[PATCH RFC 0/2] nfs: free leftover lsegs before freeing a layout in pnfs_put_layout_hdr

Jeff Layton posted 2 patches 9 months, 2 weeks ago
fs/nfs/pnfs.c | 23 +++++++++++++++++++++--
1 file changed, 21 insertions(+), 2 deletions(-)
[PATCH RFC 0/2] nfs: free leftover lsegs before freeing a layout in pnfs_put_layout_hdr
Posted by Jeff Layton 9 months, 2 weeks ago
Sending this as an RFC as I don't have a reliable reproducer for the
problem that Omar reported. I'm also not sure this is the best fix for
the problem. There is probably a case to be made that the real bug is in
the error handling for pnfs_layoutreturn_before_put_layout_hdr().

My guess is that the issue is that we end up with entries on the
plh_return_segs list just before the network goes down. That causes the
LAYOUTRETURN to fail with something that looks retryable, and the lsegs
on the list aren't freed.

It's possible that we just need to catch ENETUNREACH in the LAYOUTRETURN
error handling, but I'm not sure I correctly understand the problem. If
entries are racing onto the list just before the refcount decrement,
then that wouldn't fix it.

The first patch should fix the issue of the leaked lsegs, and the second
should let us know if it ever crops up again.

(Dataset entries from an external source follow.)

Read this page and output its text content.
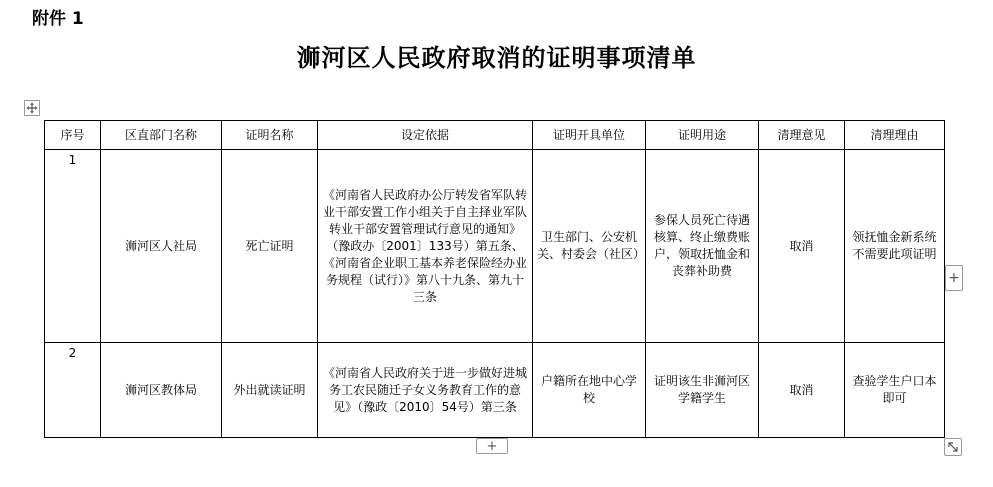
附件 1
浉河区人民政府取消的证明事项清单
序号	区直部门名称	证明名称	设定依据	证明开具单位	证明用途	清理意见	清理理由
1	浉河区人社局	死亡证明	《河南省人民政府办公厅转发省军队转业干部安置工作小组关于自主择业军队转业干部安置管理试行意见的通知》（豫政办〔2001〕133号）第五条、《河南省企业职工基本养老保险经办业务规程（试行）》第八十九条、第九十三条	卫生部门、公安机关、村委会（社区）	参保人员死亡待遇核算、终止缴费账户，领取抚恤金和丧葬补助费	取消	领抚恤金新系统不需要此项证明
2	浉河区教体局	外出就读证明	《河南省人民政府关于进一步做好进城务工农民随迁子女义务教育工作的意见》（豫政〔2010〕54号）第三条	户籍所在地中心学校	证明该生非浉河区学籍学生	取消	查验学生户口本即可
+
+
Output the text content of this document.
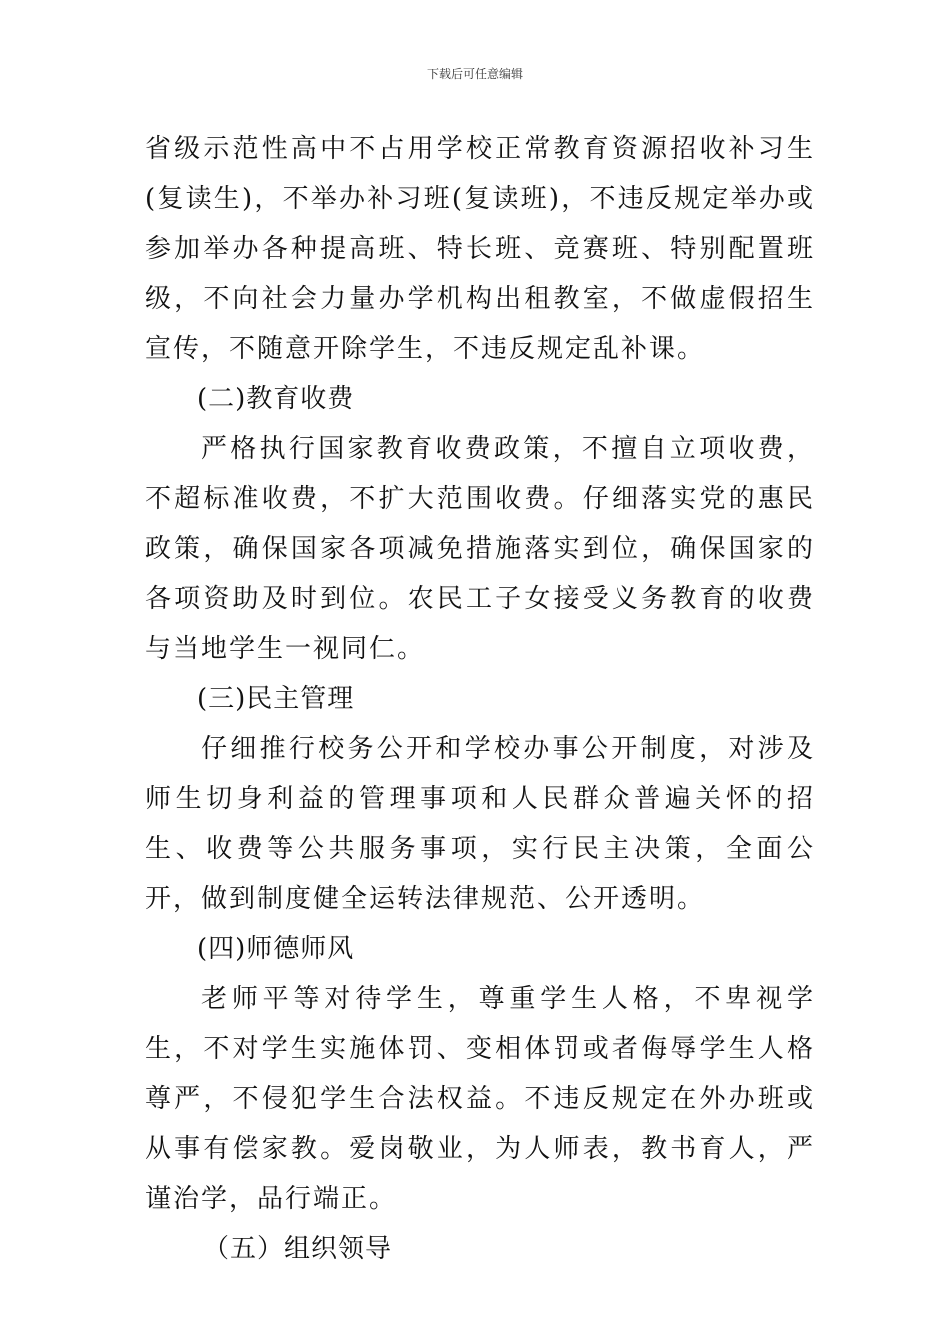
下载后可任意编辑

省级示范性高中不占用学校正常教育资源招收补习生(复读生)，不举办补习班(复读班)，不违反规定举办或参加举办各种提高班、特长班、竞赛班、特别配置班级，不向社会力量办学机构出租教室，不做虚假招生宣传，不随意开除学生，不违反规定乱补课。

(二)教育收费

严格执行国家教育收费政策，不擅自立项收费，不超标准收费，不扩大范围收费。仔细落实党的惠民政策，确保国家各项减免措施落实到位，确保国家的各项资助及时到位。农民工子女接受义务教育的收费与当地学生一视同仁。

(三)民主管理

仔细推行校务公开和学校办事公开制度，对涉及师生切身利益的管理事项和人民群众普遍关怀的招生、收费等公共服务事项，实行民主决策，全面公开，做到制度健全运转法律规范、公开透明。

(四)师德师风

老师平等对待学生，尊重学生人格，不卑视学生，不对学生实施体罚、变相体罚或者侮辱学生人格尊严，不侵犯学生合法权益。不违反规定在外办班或从事有偿家教。爱岗敬业，为人师表，教书育人，严谨治学，品行端正。

（五）组织领导
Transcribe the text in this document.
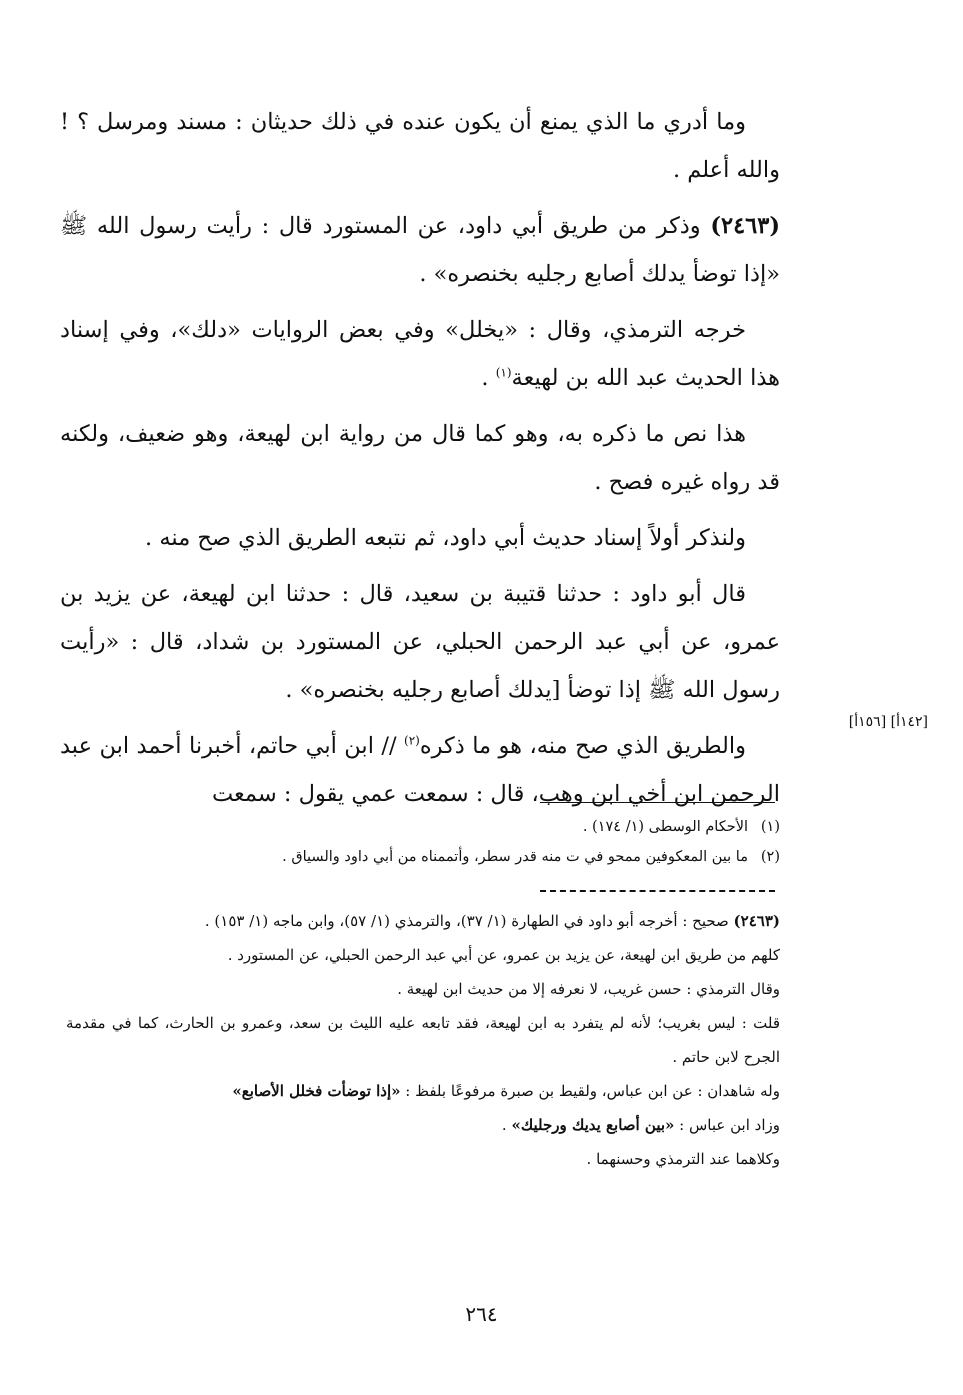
وما أدري ما الذي يمنع أن يكون عنده في ذلك حديثان : مسند ومرسل ؟ ! والله أعلم .

(٢٤٦٣) وذكر من طريق أبي داود، عن المستورد قال : رأيت رسول الله ﷺ «إذا توضأ يدلك أصابع رجليه بخنصره» .

خرجه الترمذي، وقال : «يخلل» وفي بعض الروايات «دلك»، وفي إسناد هذا الحديث عبد الله بن لهيعة$^{(١)}$ .

هذا نص ما ذكره به، وهو كما قال من رواية ابن لهيعة، وهو ضعيف، ولكنه قد رواه غيره فصح .

ولنذكر أولاً إسناد حديث أبي داود، ثم نتبعه الطريق الذي صح منه .

قال أبو داود : حدثنا قتيبة بن سعيد، قال : حدثنا ابن لهيعة، عن يزيد بن عمرو، عن أبي عبد الرحمن الحبلي، عن المستورد بن شداد، قال : «رأيت رسول الله ﷺ إذا توضأ [يدلك أصابع رجليه بخنصره» .

والطريق الذي صح منه، هو ما ذكره$^{(٢)}$ // ابن أبي حاتم، أخبرنا أحمد ابن عبد الرحمن ابن أخي ابن وهب، قال : سمعت عمي يقول : سمعت

[١٤٢أ] [١٥٦أ]

(١)الأحكام الوسطى (١/ ١٧٤) .

(٢)ما بين المعكوفين ممحو في ت منه قدر سطر، وأتممناه من أبي داود والسياق .

(٢٤٦٣) صحيح : أخرجه أبو داود في الطهارة (١/ ٣٧)، والترمذي (١/ ٥٧)، وابن ماجه (١/ ١٥٣) .

كلهم من طريق ابن لهيعة، عن يزيد بن عمرو، عن أبي عبد الرحمن الحبلي، عن المستورد .

وقال الترمذي : حسن غريب، لا نعرفه إلا من حديث ابن لهيعة .

قلت : ليس بغريب؛ لأنه لم يتفرد به ابن لهيعة، فقد تابعه عليه الليث بن سعد، وعمرو بن الحارث، كما في مقدمة الجرح لابن حاتم .

وله شاهدان : عن ابن عباس، ولقيط بن صبرة مرفوعًا بلفظ : «إذا توضأت فخلل الأصابع»

وزاد ابن عباس : «بين أصابع يديك ورجليك» .

وكلاهما عند الترمذي وحسنهما .

٢٦٤
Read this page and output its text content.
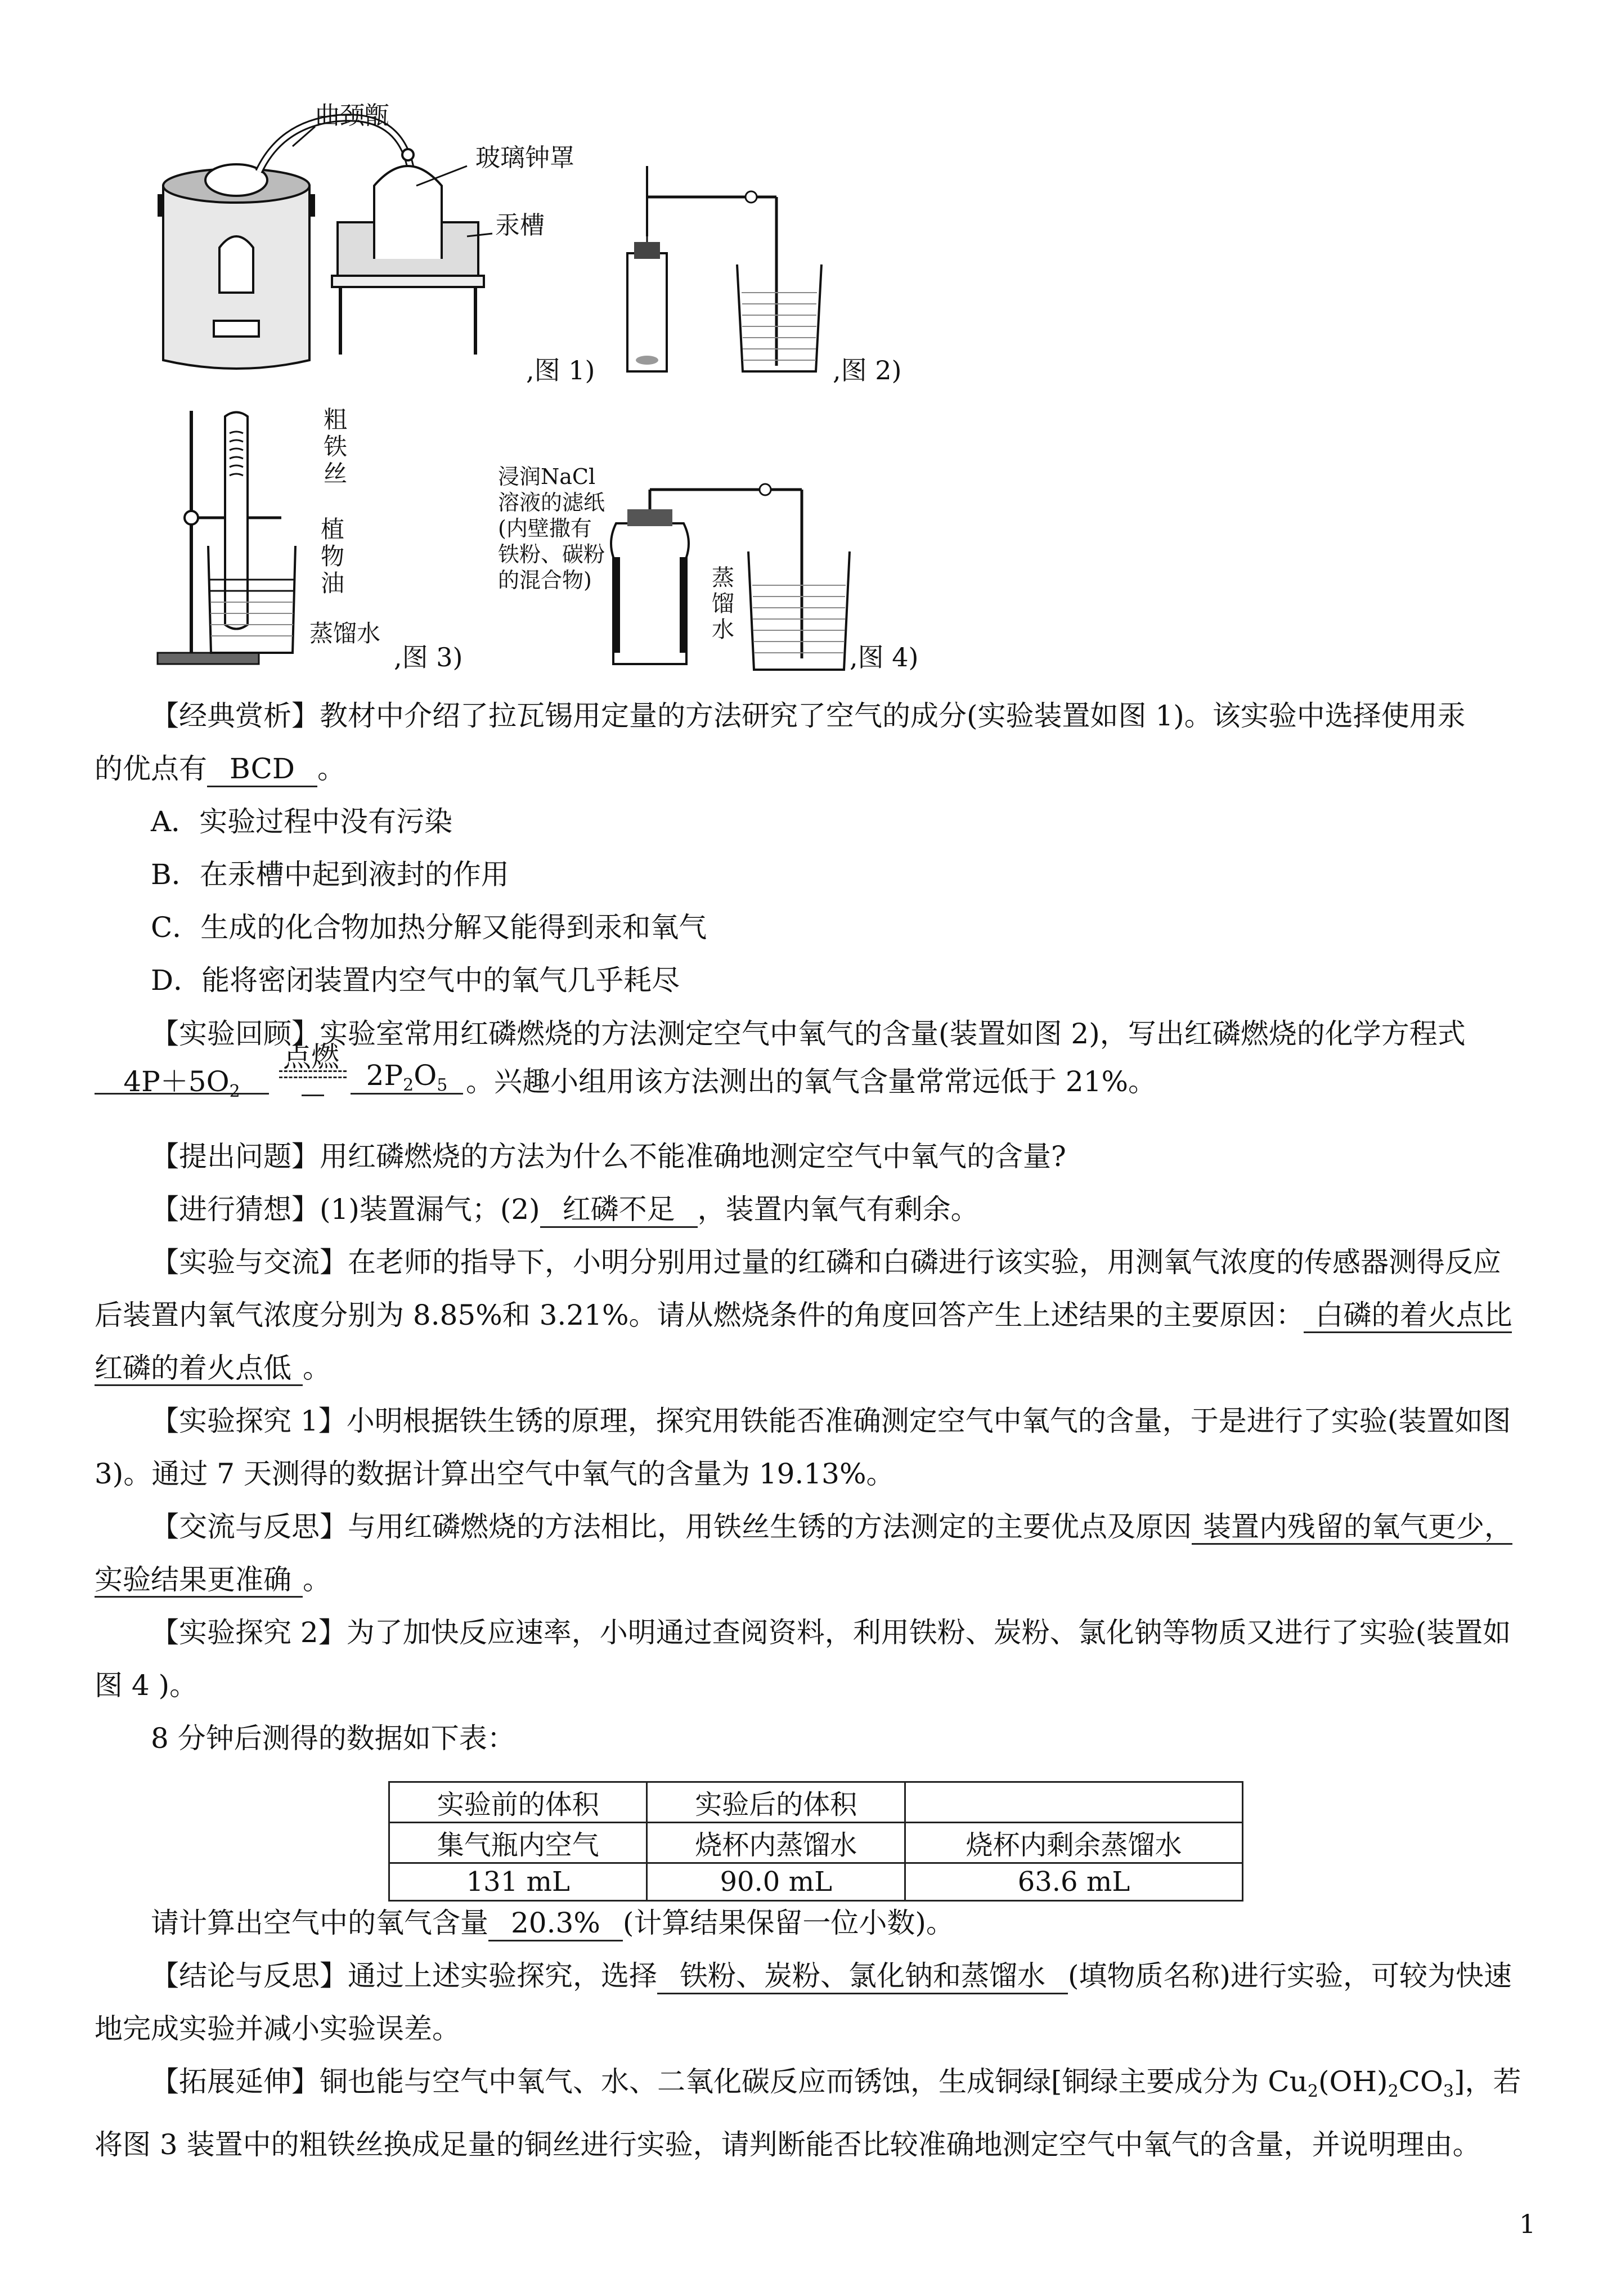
曲颈甑
玻璃钟罩
汞槽
,图 1)	,图 2)
粗
铁
丝
植
物
油
蒸馏水
,图 3)
浸润NaCl
溶液的滤纸
(内壁撒有
铁粉、碳粉
的混合物)	蒸
馏
水
,图 4)
【经典赏析】教材中介绍了拉瓦锡用定量的方法研究了空气的成分(实验装置如图 1)。该实验中选择使用汞
的优点有 BCD 。
A．实验过程中没有污染
B．在汞槽中起到液封的作用
C．生成的化合物加热分解又能得到汞和氧气
D．能将密闭装置内空气中的氧气几乎耗尽
【实验回顾】实验室常用红磷燃烧的方法测定空气中氧气的含量(装置如图 2)，写出红磷燃烧的化学方程式
$4P+5O_2$
点燃
$2P_2O_5$ 。兴趣小组用该方法测出的氧气含量常常远低于 21%。
【提出问题】用红磷燃烧的方法为什么不能准确地测定空气中氧气的含量?
【进行猜想】(1)装置漏气；(2) 红磷不足 ，装置内氧气有剩余。
【实验与交流】在老师的指导下，小明分别用过量的红磷和白磷进行该实验，用测氧气浓度的传感器测得反应后装置内氧气浓度分别为 8.85%和 3.21%。请从燃烧条件的角度回答产生上述结果的主要原因： 白磷的着火点比红磷的着火点低 。
【实验探究 1】小明根据铁生锈的原理，探究用铁能否准确测定空气中氧气的含量，于是进行了实验(装置如图 3)。通过 7 天测得的数据计算出空气中氧气的含量为 19.13%。
【交流与反思】与用红磷燃烧的方法相比，用铁丝生锈的方法测定的主要优点及原因 装置内残留的氧气更少，实验结果更准确 。
【实验探究 2】为了加快反应速率，小明通过查阅资料，利用铁粉、炭粉、氯化钠等物质又进行了实验(装置如图 4 )。
8 分钟后测得的数据如下表：
实验前的体积	实验后的体积	
集气瓶内空气	烧杯内蒸馏水	烧杯内剩余蒸馏水
131 mL	90.0 mL	63.6 mL
请计算出空气中的氧气含量 20.3% (计算结果保留一位小数)。
【结论与反思】通过上述实验探究，选择 铁粉、炭粉、氯化钠和蒸馏水 (填物质名称)进行实验，可较为快速地完成实验并减小实验误差。
【拓展延伸】铜也能与空气中氧气、水、二氧化碳反应而锈蚀，生成铜绿[铜绿主要成分为 $Cu_2(OH)_2CO_3$]，若将图 3 装置中的粗铁丝换成足量的铜丝进行实验，请判断能否比较准确地测定空气中氧气的含量，并说明理由。
1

Signed-off-by: Jeff Layton <jlayton@kernel.org>
---
Jeff Layton (2):
      nfs: free leftover lsegs before freeing a layout in pnfs_put_layout_hdr
      nfs: pr_warn if plh_segs or plh_return_segs are non-empty when freeing

 fs/nfs/pnfs.c | 23 +++++++++++++++++++++--
 1 file changed, 21 insertions(+), 2 deletions(-)
---
base-commit: 5bc1018675ec28a8a60d83b378d8c3991faa5a27
change-id: 20250428-nfs-6-16-87062aa2989d

Best regards,
-- 
Jeff Layton <jlayton@kernel.org>
Re: [PATCH RFC 0/2] nfs: free leftover lsegs before freeing a layout in pnfs_put_layout_hdr
Posted by Jeff Layton 9 months, 1 week ago
On Mon, 2025-04-28 at 13:24 -0700, Jeff Layton wrote:
> Sending this as an RFC as I don't have a reliable reproducer for the
> problem that Omar reported. I'm also not sure this is the best fix for
> the problem. There is probably a case to be made that the real bug is in
> the error handling for pnfs_layoutreturn_before_put_layout_hdr().
> 
> My guess is that the issue is that we end up with entries on the
> plh_return_segs list just before the network goes down. That causes the
> LAYOUTRETURN to fail with something that looks retryable, and the lsegs
> on the list aren't freed.
> 
> It's possible that we just need to catch ENETUNREACH in the LAYOUTRETURN
> error handling, but I'm not sure I correctly understand the problem. If
> entries are racing onto the list just before the refcount decrement,
> then that wouldn't fix it.
> 
> The first patch should fix the issue of the leaked lsegs, and the second
> should let us know if it ever crops up again.
> 
> Signed-off-by: Jeff Layton <jlayton@kernel.org>
> ---
> Jeff Layton (2):
>       nfs: free leftover lsegs before freeing a layout in pnfs_put_layout_hdr
>       nfs: pr_warn if plh_segs or plh_return_segs are non-empty when freeing
> 
>  fs/nfs/pnfs.c | 23 +++++++++++++++++++++--
>  1 file changed, 21 insertions(+), 2 deletions(-)
> ---
> base-commit: 5bc1018675ec28a8a60d83b378d8c3991faa5a27
> change-id: 20250428-nfs-6-16-87062aa2989d
> 
> Best regards,

Trond, Anna, ping? This seems like the right thing to do, but I'd
appreciate a second (and third) set of eyes on this.

Thanks,
-- 
Jeff Layton <jlayton@kernel.org>